Foi esse o primeiro pensamento de Harry ao entrar na casa da Sra. Figg após
saber quem ela realmente era.
A casa era como outra qualquer. Escadas, sofás, televisão, rádio de
pilha, vídeo cassete. Nenhum trouxa diria que aquela casa poderia ser habitada
por um ser mais diferente que a velha Arabella Íris Figg.
- Pensando em como posso viver como uma simples velha trouxa, Harry? –
indagou a mulher, com a voz já ligeiramente desgastada pelo tempo.
- Não, não. – respondeu o garoto tímido.
A Sra. Figg arriscou um sorriso maroto.
- Eu sei que sim. Minha filha ainda não lhe disse sobre o dom que minha
família carrega? – Harry lembrou-se da conversa no começo do ano com
Arabella. – Sim, ela disse.
A velha indicou-lhe um dos sofás para que o garoto pudesse sentar. Harry
fizera questão de pegar, escondida dentro de suas vestes, sua varinha. A Sra.
Figg sentou num outro sofá à frente, oferecendo-lhe uma xícara de chá. Harry
agradeceu, mas não aceitou. A mulher pigarreou após o primeiro gole da bebida
e disse:
- Sei que você imaginava que Bella pudesse estar aqui, mas ela anda
ocupada demais.
Harry não escondeu um sorriso desapontado. A Sra. Figg levantou de seu
assento e percorreu até uma de suas cômodas. Harry lembrava-se bem daquela
cena. Logo, a velha estaria trazendo um monte de álbuns de fotos. Só que de
seus milhares gatos. O garoto sentiu uma pequena turbulência em sua mente. Não
havia nada mais entediante que aquilo. Nem as aulas do professor Binns, de História
da Magia.
Porém, para sua surpresa, a senhora sentou ao seu lado e abriu a
primeira página de um dos álbuns, fazendo Harry abrir um grande sorriso: nela
estavam seu pai, sua mãe, Sirius e Arabella.
- Acho que teremos uma tarde e tanta, não é? – arriscou a Sra. Figg,
satisfeita ao ver os olhos de Harry brilharem.
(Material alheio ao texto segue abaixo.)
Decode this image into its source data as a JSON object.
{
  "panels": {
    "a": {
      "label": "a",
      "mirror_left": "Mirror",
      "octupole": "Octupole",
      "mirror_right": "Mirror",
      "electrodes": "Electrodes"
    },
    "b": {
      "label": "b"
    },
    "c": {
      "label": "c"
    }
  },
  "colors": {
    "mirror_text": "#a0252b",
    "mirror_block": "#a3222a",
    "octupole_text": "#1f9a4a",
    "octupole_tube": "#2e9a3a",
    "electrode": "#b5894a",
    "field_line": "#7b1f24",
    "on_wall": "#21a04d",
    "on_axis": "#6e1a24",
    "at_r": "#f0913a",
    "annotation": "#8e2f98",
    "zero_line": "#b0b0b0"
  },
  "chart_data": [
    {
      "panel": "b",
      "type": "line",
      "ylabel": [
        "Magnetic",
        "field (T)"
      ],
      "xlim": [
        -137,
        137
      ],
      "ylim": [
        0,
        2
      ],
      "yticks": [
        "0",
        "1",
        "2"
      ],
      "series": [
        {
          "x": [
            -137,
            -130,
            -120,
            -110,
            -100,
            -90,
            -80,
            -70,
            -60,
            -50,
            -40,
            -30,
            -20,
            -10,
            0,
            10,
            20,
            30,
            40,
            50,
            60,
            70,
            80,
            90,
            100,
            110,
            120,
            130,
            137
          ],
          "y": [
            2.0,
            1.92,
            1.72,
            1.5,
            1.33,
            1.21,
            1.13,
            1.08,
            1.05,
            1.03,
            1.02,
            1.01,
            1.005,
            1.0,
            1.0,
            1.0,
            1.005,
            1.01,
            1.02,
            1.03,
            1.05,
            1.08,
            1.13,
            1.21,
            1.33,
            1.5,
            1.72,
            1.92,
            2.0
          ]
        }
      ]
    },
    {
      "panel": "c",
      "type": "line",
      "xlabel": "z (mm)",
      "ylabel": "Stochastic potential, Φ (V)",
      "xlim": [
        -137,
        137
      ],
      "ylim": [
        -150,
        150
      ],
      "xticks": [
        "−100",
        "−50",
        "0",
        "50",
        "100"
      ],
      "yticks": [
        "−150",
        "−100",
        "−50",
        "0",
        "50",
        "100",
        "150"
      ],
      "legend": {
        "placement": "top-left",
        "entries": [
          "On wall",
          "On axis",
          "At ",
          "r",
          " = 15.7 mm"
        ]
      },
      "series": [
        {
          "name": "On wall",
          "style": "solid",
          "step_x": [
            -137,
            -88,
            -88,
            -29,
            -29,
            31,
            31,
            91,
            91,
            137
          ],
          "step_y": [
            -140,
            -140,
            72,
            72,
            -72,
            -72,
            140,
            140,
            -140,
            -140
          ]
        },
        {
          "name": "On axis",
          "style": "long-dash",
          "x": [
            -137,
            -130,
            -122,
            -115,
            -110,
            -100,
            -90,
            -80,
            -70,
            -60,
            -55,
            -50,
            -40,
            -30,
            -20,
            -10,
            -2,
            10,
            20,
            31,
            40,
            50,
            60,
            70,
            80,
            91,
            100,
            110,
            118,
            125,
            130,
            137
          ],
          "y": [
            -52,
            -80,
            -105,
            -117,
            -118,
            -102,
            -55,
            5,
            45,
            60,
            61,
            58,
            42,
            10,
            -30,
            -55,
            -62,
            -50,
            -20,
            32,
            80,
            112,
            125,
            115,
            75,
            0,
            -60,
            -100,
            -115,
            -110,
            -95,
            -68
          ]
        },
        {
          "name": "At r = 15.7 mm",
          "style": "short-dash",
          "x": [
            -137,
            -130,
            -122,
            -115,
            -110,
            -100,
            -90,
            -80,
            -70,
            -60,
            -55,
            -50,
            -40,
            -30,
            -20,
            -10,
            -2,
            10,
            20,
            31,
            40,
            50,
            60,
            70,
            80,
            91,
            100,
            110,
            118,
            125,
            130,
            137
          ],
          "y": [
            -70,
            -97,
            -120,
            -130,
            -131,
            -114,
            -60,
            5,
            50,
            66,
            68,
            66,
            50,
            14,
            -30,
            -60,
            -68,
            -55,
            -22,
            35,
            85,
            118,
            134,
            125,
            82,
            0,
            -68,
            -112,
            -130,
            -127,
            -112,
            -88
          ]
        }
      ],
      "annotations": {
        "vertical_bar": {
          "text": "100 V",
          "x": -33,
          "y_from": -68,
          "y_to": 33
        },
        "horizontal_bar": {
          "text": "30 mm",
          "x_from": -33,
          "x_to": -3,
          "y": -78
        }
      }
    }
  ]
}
Eram cerca de dez álbuns. Harry sentiu-se extremamente excitado com a
chance de saber cada vez mais sobre seus pais. Eram fotos e mais fotos, contando
histórias magníficas. Elas eram de Arabella. Muitas exibiam jogos do
campeonato de quadribol de Hogwarts, onde Harry via seu pai em cima de uma
vassoura, entrando e saindo da figura.
Em um dos últimos álbuns, uma foto chamou a atenção de Harry.
Enquanto a Sra. Figg ria e fazia mistério de casa foto, calou-se diante
daquela. Estava reunida a turma. Tiago e Lílian estavam abraçados, Lupin dava
um beijo numa bochecha de uma bela mulher, com seus vinte e poucos anos, Hariel
Dumbledore, com um longo e magnífico vestido branco, Pedro com um copo de
cerveja amanteigada na mão esquerda, e Arabella e Sirius com os braços entrelaçados.
- Que é que tem nessa foto?
A Sra. Figg suspirou. Mas não parecia estar chateada, parecia um tom de
arrependimento.
- Foi o dia do casamento de Sirius e Hariel – Harry levantou os olhos
rapidamente para a senhora. – Nós não imaginávamos que eles seriam... bem,
eles se amavam demais.
Harry notou certa melancolia na Sra. Figg, mas preferiu nada comentar.
Ficaram toda a tarde divertindo-se diante de tantas lembranças. Jantaram e a
senhora tratou de arrumar um quarto para Harry. O aposento era de coloração
escura, mas extremamente aconchegante.
- Durma no quarto de Arabella – disse a Sra. Figg, indicando o banheiro
no final do corredor, encostada na porta do quarto. – Está mais bem
organizado que o outro. Qualquer coisa que quiser ou sentir falta no meio da
noite, pode pegar, certo?
Harry agradeceu e deixou que a senhora desse “boa noite” e fechasse a
porta do dormitório. Harry trocou-se, colocando seu pijama vermelho, e
deitou-se na cama. Um perfume gostoso de camomila estava impregnado no
travesseiro branco. Era o perfume de Arabella. Harry sentiu-se dormir com a própria
mãe, mesmo sem conhecer o verdadeiro perfume de Lílian Potter.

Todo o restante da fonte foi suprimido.